I was told a couple days ago by a good friend that in order to have that life I dream of I need to live the life I currently have. Make sense??? OK!
I realize and know I have to work for that life. Keep moving on! Keep working and striving for what is out there for us. And day by day I will get closer to who I am supposed to be. God knows who I am capable of being. He knows what I need.
And with a heart that's strong and steady, I'm gonna reel it in.

Monday, December 28, 2009

Emotional workout

WOW!!!
All I can say that explains the emotional week I am having.
WOW!!!

Just between us... I've cried EVERYDAY this past week. My heart has been filled with every emotion!

EMOTIONAL CHECK LIST
sadness - CHECK
happiness - CHECK
Loneliness - CHECK CHECK
love - CHECK x infinity
anger - CHECK
hope - CHECK
discouragement - CHECK
joy - CHECK
fear - CHECK
trust - CHECK


I'm sure there are a few more that I have missed but you get the picture right? OK!!!

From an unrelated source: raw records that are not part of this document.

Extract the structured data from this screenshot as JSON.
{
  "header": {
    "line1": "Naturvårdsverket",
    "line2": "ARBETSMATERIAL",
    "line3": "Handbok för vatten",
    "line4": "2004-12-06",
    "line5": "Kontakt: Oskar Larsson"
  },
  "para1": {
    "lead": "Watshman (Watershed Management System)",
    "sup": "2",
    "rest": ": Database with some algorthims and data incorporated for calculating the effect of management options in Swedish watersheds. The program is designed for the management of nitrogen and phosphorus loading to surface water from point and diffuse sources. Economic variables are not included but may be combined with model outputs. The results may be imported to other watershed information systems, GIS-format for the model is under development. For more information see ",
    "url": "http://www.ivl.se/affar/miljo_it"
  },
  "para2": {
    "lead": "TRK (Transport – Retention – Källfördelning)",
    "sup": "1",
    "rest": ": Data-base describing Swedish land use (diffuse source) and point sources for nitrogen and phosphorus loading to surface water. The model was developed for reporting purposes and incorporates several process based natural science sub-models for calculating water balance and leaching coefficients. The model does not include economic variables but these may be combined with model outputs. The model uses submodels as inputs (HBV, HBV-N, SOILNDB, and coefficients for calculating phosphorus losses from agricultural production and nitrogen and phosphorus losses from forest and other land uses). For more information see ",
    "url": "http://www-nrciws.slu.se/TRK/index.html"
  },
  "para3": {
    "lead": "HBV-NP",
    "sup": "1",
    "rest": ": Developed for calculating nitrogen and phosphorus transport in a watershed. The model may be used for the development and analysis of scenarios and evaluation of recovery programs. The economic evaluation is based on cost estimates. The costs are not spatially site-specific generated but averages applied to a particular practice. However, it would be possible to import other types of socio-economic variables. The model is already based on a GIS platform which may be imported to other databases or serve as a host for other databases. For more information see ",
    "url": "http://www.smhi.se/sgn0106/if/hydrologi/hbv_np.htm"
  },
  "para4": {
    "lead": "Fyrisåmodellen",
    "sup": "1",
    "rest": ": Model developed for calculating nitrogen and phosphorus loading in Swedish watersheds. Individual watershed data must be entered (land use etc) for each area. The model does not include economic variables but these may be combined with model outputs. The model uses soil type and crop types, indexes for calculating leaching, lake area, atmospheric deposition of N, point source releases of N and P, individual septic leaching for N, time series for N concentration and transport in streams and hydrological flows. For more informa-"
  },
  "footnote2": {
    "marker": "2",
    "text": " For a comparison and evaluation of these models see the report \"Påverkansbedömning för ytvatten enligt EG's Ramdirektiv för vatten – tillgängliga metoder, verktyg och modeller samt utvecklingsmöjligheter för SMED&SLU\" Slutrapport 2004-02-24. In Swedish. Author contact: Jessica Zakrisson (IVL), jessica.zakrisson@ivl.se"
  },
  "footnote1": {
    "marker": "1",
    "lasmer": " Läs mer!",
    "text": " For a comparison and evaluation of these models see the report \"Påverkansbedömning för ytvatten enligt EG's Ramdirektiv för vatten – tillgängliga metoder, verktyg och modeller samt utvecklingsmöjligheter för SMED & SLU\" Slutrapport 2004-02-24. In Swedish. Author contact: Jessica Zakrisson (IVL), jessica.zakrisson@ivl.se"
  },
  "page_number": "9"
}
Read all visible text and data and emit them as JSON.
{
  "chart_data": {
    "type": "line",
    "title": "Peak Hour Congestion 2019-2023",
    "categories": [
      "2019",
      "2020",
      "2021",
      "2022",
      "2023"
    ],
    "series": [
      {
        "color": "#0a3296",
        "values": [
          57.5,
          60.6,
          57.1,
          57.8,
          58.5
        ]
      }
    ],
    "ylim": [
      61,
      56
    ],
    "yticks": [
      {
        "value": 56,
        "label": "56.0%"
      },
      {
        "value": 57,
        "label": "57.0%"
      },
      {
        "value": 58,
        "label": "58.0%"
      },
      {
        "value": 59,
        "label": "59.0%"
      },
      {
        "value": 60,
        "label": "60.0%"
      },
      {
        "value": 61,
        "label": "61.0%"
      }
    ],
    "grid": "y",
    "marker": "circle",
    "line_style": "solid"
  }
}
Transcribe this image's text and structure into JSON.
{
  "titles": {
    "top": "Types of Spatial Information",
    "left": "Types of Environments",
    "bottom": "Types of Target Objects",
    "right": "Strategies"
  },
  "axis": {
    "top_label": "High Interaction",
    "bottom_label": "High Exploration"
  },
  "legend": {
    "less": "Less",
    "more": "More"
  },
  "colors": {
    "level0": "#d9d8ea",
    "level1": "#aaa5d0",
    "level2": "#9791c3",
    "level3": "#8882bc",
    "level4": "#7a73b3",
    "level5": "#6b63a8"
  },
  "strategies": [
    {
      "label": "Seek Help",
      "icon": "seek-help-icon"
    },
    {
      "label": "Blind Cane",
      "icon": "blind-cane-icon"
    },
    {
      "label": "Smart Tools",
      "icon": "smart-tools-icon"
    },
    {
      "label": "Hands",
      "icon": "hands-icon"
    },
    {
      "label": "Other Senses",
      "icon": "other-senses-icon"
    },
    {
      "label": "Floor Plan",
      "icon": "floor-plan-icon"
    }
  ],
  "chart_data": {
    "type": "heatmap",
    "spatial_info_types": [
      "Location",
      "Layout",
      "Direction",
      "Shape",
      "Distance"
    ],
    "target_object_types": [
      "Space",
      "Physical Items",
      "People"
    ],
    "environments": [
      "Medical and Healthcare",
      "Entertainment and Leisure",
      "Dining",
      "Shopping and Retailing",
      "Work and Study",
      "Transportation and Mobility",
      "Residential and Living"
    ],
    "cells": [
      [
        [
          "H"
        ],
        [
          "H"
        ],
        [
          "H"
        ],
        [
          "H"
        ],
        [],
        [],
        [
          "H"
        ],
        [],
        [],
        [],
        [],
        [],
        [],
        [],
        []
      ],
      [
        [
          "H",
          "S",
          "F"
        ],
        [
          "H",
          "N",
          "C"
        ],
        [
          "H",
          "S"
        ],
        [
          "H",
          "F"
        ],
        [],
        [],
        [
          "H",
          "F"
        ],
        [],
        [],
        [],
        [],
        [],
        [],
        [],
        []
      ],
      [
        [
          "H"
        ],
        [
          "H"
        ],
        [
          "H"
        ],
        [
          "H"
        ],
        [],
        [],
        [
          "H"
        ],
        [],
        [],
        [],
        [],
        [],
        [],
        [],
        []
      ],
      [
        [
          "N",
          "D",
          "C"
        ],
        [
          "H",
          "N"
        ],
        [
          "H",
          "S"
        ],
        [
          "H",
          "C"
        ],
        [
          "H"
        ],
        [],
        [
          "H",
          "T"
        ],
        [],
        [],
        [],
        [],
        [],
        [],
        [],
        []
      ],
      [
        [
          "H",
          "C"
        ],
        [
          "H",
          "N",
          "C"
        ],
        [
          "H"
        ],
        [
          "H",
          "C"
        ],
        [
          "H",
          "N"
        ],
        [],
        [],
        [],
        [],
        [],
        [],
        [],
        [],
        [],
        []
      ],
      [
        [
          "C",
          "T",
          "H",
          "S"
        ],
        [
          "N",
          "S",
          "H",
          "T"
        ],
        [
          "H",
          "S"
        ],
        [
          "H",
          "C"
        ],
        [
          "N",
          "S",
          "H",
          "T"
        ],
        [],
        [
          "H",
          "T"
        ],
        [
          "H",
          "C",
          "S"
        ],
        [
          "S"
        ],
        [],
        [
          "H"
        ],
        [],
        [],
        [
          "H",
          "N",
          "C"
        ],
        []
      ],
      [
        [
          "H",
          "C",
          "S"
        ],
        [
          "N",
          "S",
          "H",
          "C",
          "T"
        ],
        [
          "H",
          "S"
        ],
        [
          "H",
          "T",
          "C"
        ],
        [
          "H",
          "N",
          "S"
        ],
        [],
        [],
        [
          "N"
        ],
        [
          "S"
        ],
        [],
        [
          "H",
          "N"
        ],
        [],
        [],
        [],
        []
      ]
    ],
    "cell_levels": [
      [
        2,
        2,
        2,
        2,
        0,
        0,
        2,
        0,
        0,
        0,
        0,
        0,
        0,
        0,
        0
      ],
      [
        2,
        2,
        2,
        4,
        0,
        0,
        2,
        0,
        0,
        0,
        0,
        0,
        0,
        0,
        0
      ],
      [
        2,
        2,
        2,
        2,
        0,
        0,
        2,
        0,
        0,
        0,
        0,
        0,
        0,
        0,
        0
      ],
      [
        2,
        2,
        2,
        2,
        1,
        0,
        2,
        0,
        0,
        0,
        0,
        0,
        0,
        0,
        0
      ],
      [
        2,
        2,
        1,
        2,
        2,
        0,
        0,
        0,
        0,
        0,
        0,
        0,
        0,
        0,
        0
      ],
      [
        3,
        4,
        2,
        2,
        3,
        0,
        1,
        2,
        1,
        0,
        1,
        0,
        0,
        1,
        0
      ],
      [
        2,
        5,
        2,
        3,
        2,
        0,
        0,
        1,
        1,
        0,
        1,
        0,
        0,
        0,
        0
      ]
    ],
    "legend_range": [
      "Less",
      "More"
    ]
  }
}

Christmas time is such a beautiful time of year. I love everything about what it should be. And to be honest I am starting to realize that what I think and hoped it would be was not this year. I was without my child. No one to love and kiss under the mistletoe. I had no one special to give my gift of love to. It was in a way a lonely Christmas. But I still had my family. And most of all I had the love of my Savior.

It was so hard to be strong for everyone around me. I prayed so hard that I could be strong and not let my heart break show. I didn't want to be the fragile thing everyone had to be careful with and worry about. I prayed for strength to keep my tears hidden. It was weird to feel it for the first time the calm that came over me when I would start to get upset. It was like my heart would start to break and just when I thought it would, I would be covered with such a calming peace. I knew that I would be OK. I heard a still small voice tell me as my heart broke that I was going through these emotions for a reason. I know that I am loved. My Father in heaven loves me. He gives me what I need to get through the trials I am and will face in the future.

When you hit the bottom and feel such sorrow it makes you understand. Understand what life is about.

I long to feel loved again. I ache for my sons arms to be around my neck. I pray that I can be the woman God knows I can be. I know what I am supposed to do in this life.

LIVE ~ LAUGH ~ LOVE
And I know I can't do it alone. But I'm OK with that.